I ignored them, moving on towards the confessional booth. My heart pounded in my ears, and I could imagine all the things the priest might say to me. Accusations of having lost the faith, warnings of dire times ahead, and the odd thought of glass-shattering transformation sequences filled my mind as I reached out for the confessional door. I took a deep breath to steel myself. This was it. I couldn’t back out now.
In the blink of an eye, I opened the door and stepped in. I dipped my fingers in the stoup of Mountain Dew and made the sign of a D-Pad on myself before kneeling. In the shadows, I could see the priest on the other side. He was shrouded in darkness, but I could just make out a large nose and a bushy mustache.
“Forgive me, father, for I have sinned. It has been…far too long since my last confession.” In truth, I couldn’t even remember the last time I’d confessed my sins. I hoped the priest wouldn’t think even worse of me.
“I… I actually really liked Final Fantasy X-2!” I spoke out in upset. It wasn’t what I had come here for, but it felt like an easier sin to confess. “I really, really like magical girls, and I got to play three of them, and there were transformation sequences and musical numbers and it’s just… Squeeee!” Yes, I’m not ashamed to admit it. I squeed in front of the priest. The priest, however, saw right through my ploy.
“That’s not what you really came here for, though.” His tone held no judgment. He was merely stating a fact, a fact that we both knew was true. I sighed, and began again.
“I think… I think I don’t really like videogames anymore.” The priest said nothing, and after a moment I realized he was waiting for me to continue. “I mean, I still love the classics. I’ve still got my old SNES, purchased back when it first came out. I played A Link to the Past so much that when I found a French version of it, I didn’t even need to read the text to know what was going on. I played my copy of Star Ocean: The Second Story so much that I had to buy a new copy because I wore out the old one. And let’s not even get into how much I’ve played Kingdom Hearts, or how I still have dreams of Alucard and I taking on Dracula in Castlevania: Symphony of the Night and falling deeply in love.” I paused, wetting my lips and taking a breath before continuing.
“But that’s the thing. I’ve played them so many times. And the new stuff coming out just doesn’t interest me. I don’t care about Call of Fallout: New Effect or whatever. I hate shooters, and they all feel the same. I hate MMO-style gameplay. And I really, really hate treating my console like a computer. If I want to play with people online, I already have a console for that. It’s called my PC.”
“But does that mean you don’t like videogames anymore?” The priest’s question was earnest, probing. I opened my mouth to speak, and then shut it.

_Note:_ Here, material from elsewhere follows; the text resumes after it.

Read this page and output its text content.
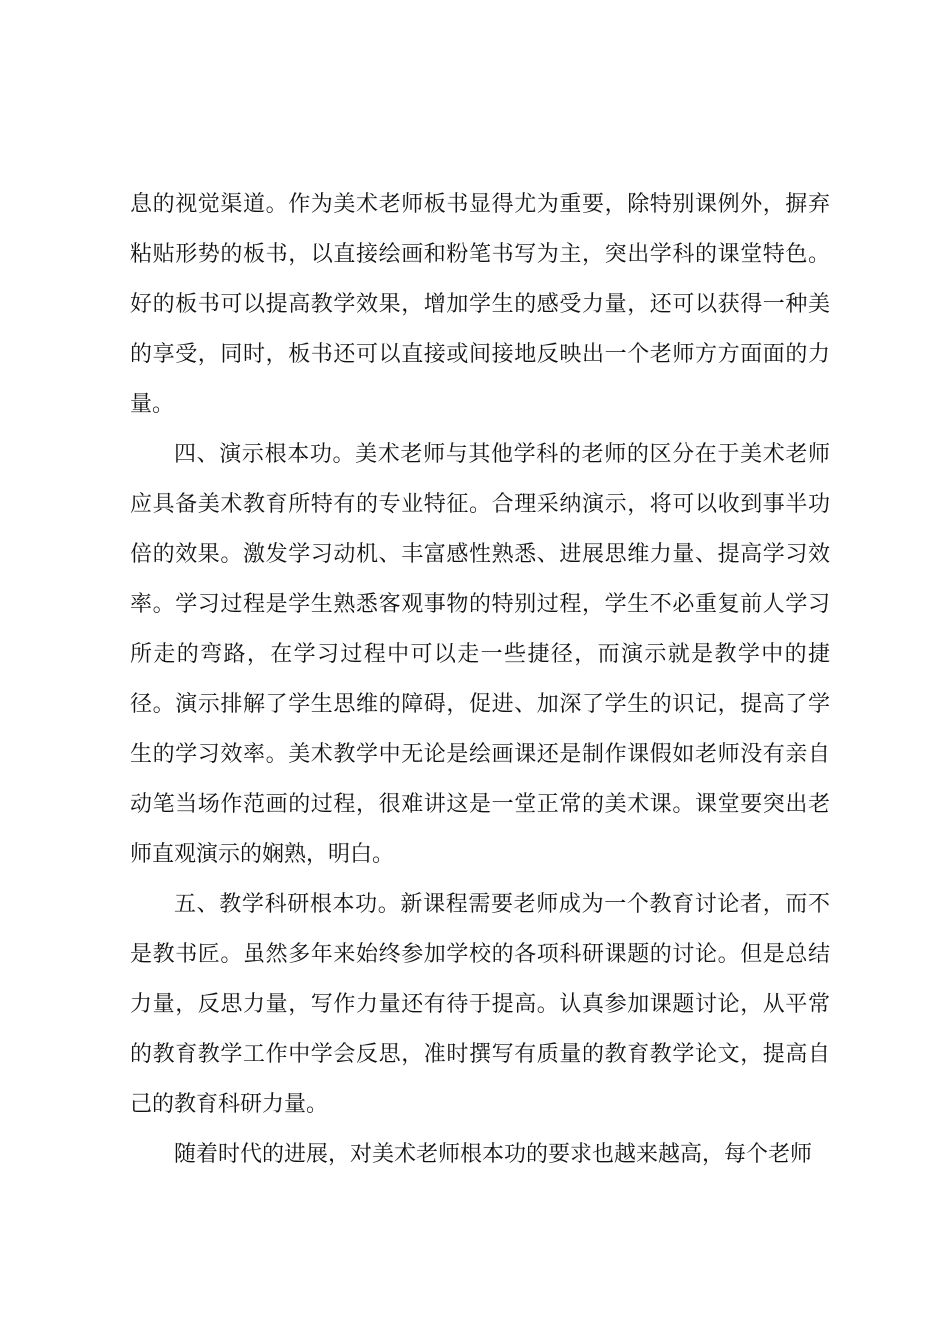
息的视觉渠道。作为美术老师板书显得尤为重要，除特别课例外，摒弃粘贴形势的板书，以直接绘画和粉笔书写为主，突出学科的课堂特色。好的板书可以提高教学效果，增加学生的感受力量，还可以获得一种美的享受，同时，板书还可以直接或间接地反映出一个老师方方面面的力量。

四、演示根本功。美术老师与其他学科的老师的区分在于美术老师应具备美术教育所特有的专业特征。合理采纳演示，将可以收到事半功倍的效果。激发学习动机、丰富感性熟悉、进展思维力量、提高学习效率。学习过程是学生熟悉客观事物的特别过程，学生不必重复前人学习所走的弯路，在学习过程中可以走一些捷径，而演示就是教学中的捷径。演示排解了学生思维的障碍，促进、加深了学生的识记，提高了学生的学习效率。美术教学中无论是绘画课还是制作课假如老师没有亲自动笔当场作范画的过程，很难讲这是一堂正常的美术课。课堂要突出老师直观演示的娴熟，明白。

五、教学科研根本功。新课程需要老师成为一个教育讨论者，而不是教书匠。虽然多年来始终参加学校的各项科研课题的讨论。但是总结力量，反思力量，写作力量还有待于提高。认真参加课题讨论，从平常的教育教学工作中学会反思，准时撰写有质量的教育教学论文，提高自己的教育科研力量。

随着时代的进展，对美术老师根本功的要求也越来越高，每个老师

I thought for a few more moments before trying again.
“I suppose not. But even the games I’ve gotten on the PS2 and GameCube that I hadn’t played before aren’t really that interesting. Star Ocean: Till the End of Time just bored me, and…”
“What about games that are not boring?” The priest stopped me mid-sentence, his tone firm. “Have you not always stated that video games were an art form?”
“Well, yes father, but…”
“And have you played every game considered art for the systems you have? Shadow of the Colossus? ICO? Eternal Darkness? Majora’s Mask? How many games did you pass up when they came out because you didn’t have the money? Yet now, you do. Now you can purchase those games, and tell all of what you’ve found.”

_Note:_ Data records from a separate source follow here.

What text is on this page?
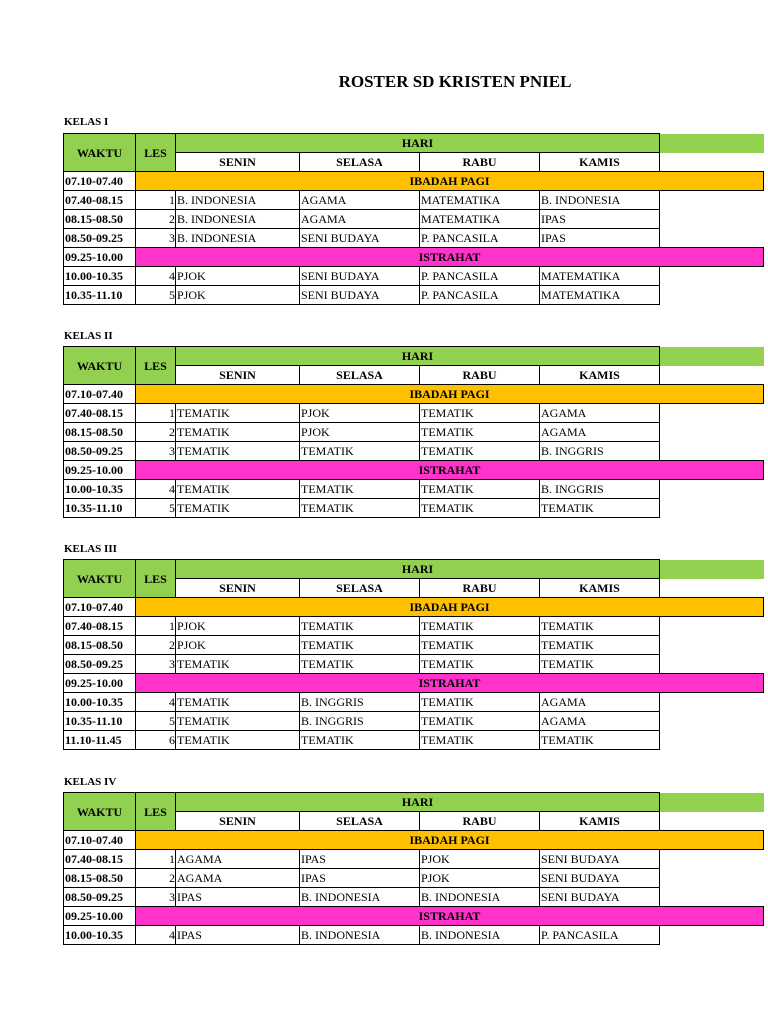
ROSTER SD KRISTEN PNIEL
KELAS I
WAKTU	LES	HARI				
		SENIN	SELASA	RABU	KAMIS	
07.10-07.40	IBADAH PAGI					
07.40-08.15	1	B. INDONESIA	AGAMA	MATEMATIKA	B. INDONESIA	
08.15-08.50	2	B. INDONESIA	AGAMA	MATEMATIKA	IPAS	
08.50-09.25	3	B. INDONESIA	SENI BUDAYA	P. PANCASILA	IPAS	
09.25-10.00	ISTRAHAT					
10.00-10.35	4	PJOK	SENI BUDAYA	P. PANCASILA	MATEMATIKA	
10.35-11.10	5	PJOK	SENI BUDAYA	P. PANCASILA	MATEMATIKA	
KELAS II
WAKTU	LES	HARI				
		SENIN	SELASA	RABU	KAMIS	
07.10-07.40	IBADAH PAGI					
07.40-08.15	1	TEMATIK	PJOK	TEMATIK	AGAMA	
08.15-08.50	2	TEMATIK	PJOK	TEMATIK	AGAMA	
08.50-09.25	3	TEMATIK	TEMATIK	TEMATIK	B. INGGRIS	
09.25-10.00	ISTRAHAT					
10.00-10.35	4	TEMATIK	TEMATIK	TEMATIK	B. INGGRIS	
10.35-11.10	5	TEMATIK	TEMATIK	TEMATIK	TEMATIK	
KELAS III
WAKTU	LES	HARI				
		SENIN	SELASA	RABU	KAMIS	
07.10-07.40	IBADAH PAGI					
07.40-08.15	1	PJOK	TEMATIK	TEMATIK	TEMATIK	
08.15-08.50	2	PJOK	TEMATIK	TEMATIK	TEMATIK	
08.50-09.25	3	TEMATIK	TEMATIK	TEMATIK	TEMATIK	
09.25-10.00	ISTRAHAT					
10.00-10.35	4	TEMATIK	B. INGGRIS	TEMATIK	AGAMA	
10.35-11.10	5	TEMATIK	B. INGGRIS	TEMATIK	AGAMA	
11.10-11.45	6	TEMATIK	TEMATIK	TEMATIK	TEMATIK	
KELAS IV
WAKTU	LES	HARI				
		SENIN	SELASA	RABU	KAMIS	
07.10-07.40	IBADAH PAGI					
07.40-08.15	1	AGAMA	IPAS	PJOK	SENI BUDAYA	
08.15-08.50	2	AGAMA	IPAS	PJOK	SENI BUDAYA	
08.50-09.25	3	IPAS	B. INDONESIA	B. INDONESIA	SENI BUDAYA	
09.25-10.00	ISTRAHAT					
10.00-10.35	4	IPAS	B. INDONESIA	B. INDONESIA	P. PANCASILA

“I could do that.” Hope surged within my heart. The priest was right. There were so many games out there, games considered flawless works of art by the gaming community, that I hadn’t touched for one reason or another. And now that I had an outlet to tell the world of these games…
“You know what you must do, child.” The priest’s voice was kind, almost proud. Yes, I knew what I needed to do. I jumped to my feet, and ran from the building. Maybe it was my imagination, but as I left the church, I couldn’t shake the sound of the Starman invincibility music.
I had recently purchased a copy of Fatal Frame 2, considered by all to be the creepiest, scariest game ever made. I would start there.